Quienes trabajan en esas zonas invisibles, a veces solos y con poca luz, conocen la historia. La cuentan con una mezcla de inquietud e incredulidad, con el halo de misterio que envuelve 'lo desconocido', pero sin aparente preocupación. Para los técnicos y maquinistas que se mueven por esas antiguas estructuras de maderas desde donde se manejan bambalinas y telones, son anécdotas. Experiencias «extrañas» que algunos han vivido y otros han oído. Hay quien vio a un hombre de negro dirigiéndose al telar, pero al asomarse no encontró a nadie sobre esa pasarela sin salida que se eleva sobre el escenario. Solo sintió un aire helado. También hay quien ha mandado callar a sus compañeros antes de descubrir que estaba solo y ninguno de ellos le murmuraba, como él creía. Dicen que alguien observó a una chica vestida de época en el paraíso. «Será una actriz que tiene ensayo», pensó, pero cambió de idea cuando la imagen desapareció al instante. Hablan de puertas que se abren con fuerza, escaleras donde se nota una energía especial, de la sensación de «no estar solo».
Sugestión o no, dicen que los fantasmas moran en lugares con historia. Y este la tiene, especialmente en esos espacios vetados al ojo del espectador. Allí se conservan los tablones y las impresionantes vigas de madera del teatro reconstruido en 1870 (después de que un incendio destruyera el entonces Teatro de la Libertad), quedan los vestigios de los antiguos sistemas de ventilación y las cuerdas de donde colgar el decorado. Hoy se siguen utilizando, pero mucho menos: han sido sustituidas en su mayoría por sistemas motorizados y contrapesos.
Son las 11.30 horas y en el escenario hay más personas que las que se subirán a él en la función de la noche. Los operarios preparan la escenografía siguiendo las indicaciones de la productora en decorado, disposición de las luces, sonido... Esta es sencilla, les llevará solo unas horas. El musical 'Los Miserables', por ejemplo, necesitó cinco días «de ocho de la mañana a doce de la noche». Siempre han terminado a tiempo, tan solo una vez -«hace muchos años»- finalizaron solo cinco minutos antes del inicio del show.

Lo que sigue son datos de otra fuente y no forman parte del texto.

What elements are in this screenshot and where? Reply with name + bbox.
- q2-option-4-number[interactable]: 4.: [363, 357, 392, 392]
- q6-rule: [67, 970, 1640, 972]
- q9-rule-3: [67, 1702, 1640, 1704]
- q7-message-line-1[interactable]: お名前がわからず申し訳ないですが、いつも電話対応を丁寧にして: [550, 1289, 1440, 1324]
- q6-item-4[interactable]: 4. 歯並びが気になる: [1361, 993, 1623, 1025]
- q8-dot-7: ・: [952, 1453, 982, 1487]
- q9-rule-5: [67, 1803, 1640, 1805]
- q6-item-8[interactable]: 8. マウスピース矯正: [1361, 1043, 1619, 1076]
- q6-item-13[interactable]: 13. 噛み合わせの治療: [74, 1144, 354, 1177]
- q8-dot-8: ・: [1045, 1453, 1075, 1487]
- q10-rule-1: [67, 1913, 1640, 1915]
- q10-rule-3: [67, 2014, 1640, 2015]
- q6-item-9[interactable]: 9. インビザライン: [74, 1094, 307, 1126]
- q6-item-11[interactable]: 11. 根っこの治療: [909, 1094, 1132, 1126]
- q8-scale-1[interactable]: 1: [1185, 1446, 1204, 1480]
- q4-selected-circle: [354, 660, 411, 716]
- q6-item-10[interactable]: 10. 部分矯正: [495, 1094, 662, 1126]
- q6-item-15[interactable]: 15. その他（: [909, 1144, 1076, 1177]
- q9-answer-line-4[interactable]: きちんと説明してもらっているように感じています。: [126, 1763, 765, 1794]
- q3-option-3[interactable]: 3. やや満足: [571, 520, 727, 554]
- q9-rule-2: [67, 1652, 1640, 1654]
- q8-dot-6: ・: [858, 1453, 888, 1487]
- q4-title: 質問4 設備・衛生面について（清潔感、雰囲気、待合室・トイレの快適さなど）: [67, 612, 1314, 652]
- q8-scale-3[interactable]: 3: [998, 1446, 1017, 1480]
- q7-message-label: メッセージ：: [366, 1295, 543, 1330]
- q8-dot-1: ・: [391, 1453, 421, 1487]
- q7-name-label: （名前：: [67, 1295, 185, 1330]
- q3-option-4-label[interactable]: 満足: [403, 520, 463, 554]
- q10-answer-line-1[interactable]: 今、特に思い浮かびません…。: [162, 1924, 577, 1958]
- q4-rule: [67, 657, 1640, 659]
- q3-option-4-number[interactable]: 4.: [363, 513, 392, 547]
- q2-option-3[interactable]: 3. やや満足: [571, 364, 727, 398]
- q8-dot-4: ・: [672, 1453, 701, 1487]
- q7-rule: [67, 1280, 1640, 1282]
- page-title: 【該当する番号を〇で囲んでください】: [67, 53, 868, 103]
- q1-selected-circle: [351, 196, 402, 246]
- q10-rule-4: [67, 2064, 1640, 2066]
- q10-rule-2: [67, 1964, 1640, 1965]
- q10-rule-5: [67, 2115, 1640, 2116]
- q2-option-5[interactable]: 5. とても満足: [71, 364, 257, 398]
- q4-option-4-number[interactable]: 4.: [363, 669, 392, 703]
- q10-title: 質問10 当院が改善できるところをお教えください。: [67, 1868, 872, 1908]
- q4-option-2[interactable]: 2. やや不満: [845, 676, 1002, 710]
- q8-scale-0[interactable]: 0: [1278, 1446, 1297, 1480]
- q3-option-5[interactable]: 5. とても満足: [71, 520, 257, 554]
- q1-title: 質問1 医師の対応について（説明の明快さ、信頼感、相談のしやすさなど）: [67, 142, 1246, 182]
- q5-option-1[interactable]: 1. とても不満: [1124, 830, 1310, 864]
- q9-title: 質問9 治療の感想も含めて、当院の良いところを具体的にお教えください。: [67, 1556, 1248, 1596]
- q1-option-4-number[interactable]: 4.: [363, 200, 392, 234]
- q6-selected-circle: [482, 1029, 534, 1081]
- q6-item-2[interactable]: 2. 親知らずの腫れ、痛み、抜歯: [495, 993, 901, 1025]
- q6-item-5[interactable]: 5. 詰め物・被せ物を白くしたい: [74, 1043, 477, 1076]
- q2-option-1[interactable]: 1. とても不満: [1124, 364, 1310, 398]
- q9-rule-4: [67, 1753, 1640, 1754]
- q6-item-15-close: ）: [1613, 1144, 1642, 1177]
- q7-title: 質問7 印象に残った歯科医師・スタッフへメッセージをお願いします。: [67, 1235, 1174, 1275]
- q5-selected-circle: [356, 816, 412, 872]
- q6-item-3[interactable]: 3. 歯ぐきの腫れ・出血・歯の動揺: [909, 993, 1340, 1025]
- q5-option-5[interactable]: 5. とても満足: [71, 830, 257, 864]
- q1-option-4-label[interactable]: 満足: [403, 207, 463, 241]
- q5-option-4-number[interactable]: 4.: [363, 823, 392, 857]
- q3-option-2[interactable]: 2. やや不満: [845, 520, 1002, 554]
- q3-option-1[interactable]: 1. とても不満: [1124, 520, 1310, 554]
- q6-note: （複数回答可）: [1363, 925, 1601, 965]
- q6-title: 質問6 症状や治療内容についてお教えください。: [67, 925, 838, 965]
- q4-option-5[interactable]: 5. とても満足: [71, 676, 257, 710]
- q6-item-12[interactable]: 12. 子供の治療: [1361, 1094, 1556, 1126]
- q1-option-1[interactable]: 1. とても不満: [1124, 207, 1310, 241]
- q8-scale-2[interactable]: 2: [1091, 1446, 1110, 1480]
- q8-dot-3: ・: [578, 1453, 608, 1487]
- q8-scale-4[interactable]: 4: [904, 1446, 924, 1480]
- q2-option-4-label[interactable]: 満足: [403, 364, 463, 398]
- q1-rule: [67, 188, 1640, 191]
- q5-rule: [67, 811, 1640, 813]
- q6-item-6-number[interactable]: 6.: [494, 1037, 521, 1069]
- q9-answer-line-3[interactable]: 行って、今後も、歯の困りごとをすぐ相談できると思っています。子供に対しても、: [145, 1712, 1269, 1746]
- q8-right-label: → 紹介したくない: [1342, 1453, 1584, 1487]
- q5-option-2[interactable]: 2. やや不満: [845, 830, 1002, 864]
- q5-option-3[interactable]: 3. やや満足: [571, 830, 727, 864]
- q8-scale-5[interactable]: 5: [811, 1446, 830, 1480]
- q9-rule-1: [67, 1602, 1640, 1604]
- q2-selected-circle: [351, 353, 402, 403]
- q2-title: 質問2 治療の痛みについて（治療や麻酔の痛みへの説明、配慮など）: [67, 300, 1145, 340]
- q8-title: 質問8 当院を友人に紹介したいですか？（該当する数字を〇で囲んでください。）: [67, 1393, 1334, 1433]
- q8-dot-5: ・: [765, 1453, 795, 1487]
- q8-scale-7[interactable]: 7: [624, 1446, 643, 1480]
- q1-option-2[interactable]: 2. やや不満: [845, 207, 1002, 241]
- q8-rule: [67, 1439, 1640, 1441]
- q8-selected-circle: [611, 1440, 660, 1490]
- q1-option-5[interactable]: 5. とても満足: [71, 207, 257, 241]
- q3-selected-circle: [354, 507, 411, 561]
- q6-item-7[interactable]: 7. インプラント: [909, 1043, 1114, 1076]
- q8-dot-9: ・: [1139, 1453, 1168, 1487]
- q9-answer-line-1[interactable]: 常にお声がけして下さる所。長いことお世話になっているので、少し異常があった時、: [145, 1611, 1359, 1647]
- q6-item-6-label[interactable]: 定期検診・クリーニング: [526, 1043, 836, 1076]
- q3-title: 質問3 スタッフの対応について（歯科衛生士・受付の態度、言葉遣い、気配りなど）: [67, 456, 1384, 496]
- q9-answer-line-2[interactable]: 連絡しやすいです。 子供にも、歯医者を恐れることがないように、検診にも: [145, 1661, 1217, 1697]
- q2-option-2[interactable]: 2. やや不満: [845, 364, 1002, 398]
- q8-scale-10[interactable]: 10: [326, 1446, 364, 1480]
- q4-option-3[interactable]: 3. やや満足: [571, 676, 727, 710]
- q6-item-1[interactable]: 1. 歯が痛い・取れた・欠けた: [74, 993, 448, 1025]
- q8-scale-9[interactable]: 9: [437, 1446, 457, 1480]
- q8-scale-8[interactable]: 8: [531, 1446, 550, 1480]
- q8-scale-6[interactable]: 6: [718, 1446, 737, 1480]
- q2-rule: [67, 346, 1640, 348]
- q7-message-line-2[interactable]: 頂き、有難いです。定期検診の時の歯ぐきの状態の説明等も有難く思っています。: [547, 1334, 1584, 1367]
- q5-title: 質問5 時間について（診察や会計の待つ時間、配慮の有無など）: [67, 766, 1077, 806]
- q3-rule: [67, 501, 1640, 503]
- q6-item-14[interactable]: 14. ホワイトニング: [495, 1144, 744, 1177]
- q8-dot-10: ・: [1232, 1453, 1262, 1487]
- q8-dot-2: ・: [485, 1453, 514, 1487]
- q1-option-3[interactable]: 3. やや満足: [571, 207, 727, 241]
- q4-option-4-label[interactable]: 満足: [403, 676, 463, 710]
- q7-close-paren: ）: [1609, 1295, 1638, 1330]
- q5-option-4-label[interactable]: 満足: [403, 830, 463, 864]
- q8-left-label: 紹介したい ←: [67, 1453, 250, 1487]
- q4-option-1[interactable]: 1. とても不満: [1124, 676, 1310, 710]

El público de esta noche verá un espectáculo totalmente diferente al que se contempla ahora desde el proscenio. La mirada se va inevitablemente hacia arriba, hacia los incontables focos colgados en raíles y las varas que sujetan los telones a 18 metros de altura, hasta la zona conocida como peine. Se llama así por la disposición de los tablones de madera alienados desde la boca del escenario a la pared del fondo. En la reforma de los años 80, una vez adquirido por el Ayuntamiento, se respetó la estructura original y se conservó uno de cada dos listones. La vista desde lo alto impresiona. Se descubre el esqueleto de madera de la cubierta triangular del edificio y lo que ocurre metros abajo en el escenario se cuela por las rendijas de las tablas. «¡Ten cuidado que a más de uno se le ha doblado el pie en esos huecos! Sobre todo a los veteranos, vamos más confiados», advierte un operario. Es el corazón que bombea las poleas y los motores que transformarán la escena al antojo del director artístico. Debajo hay dos niveles de telares, donde un técnico estará pendiente de las órdenes del regidor para subir o bajar el material durante la función.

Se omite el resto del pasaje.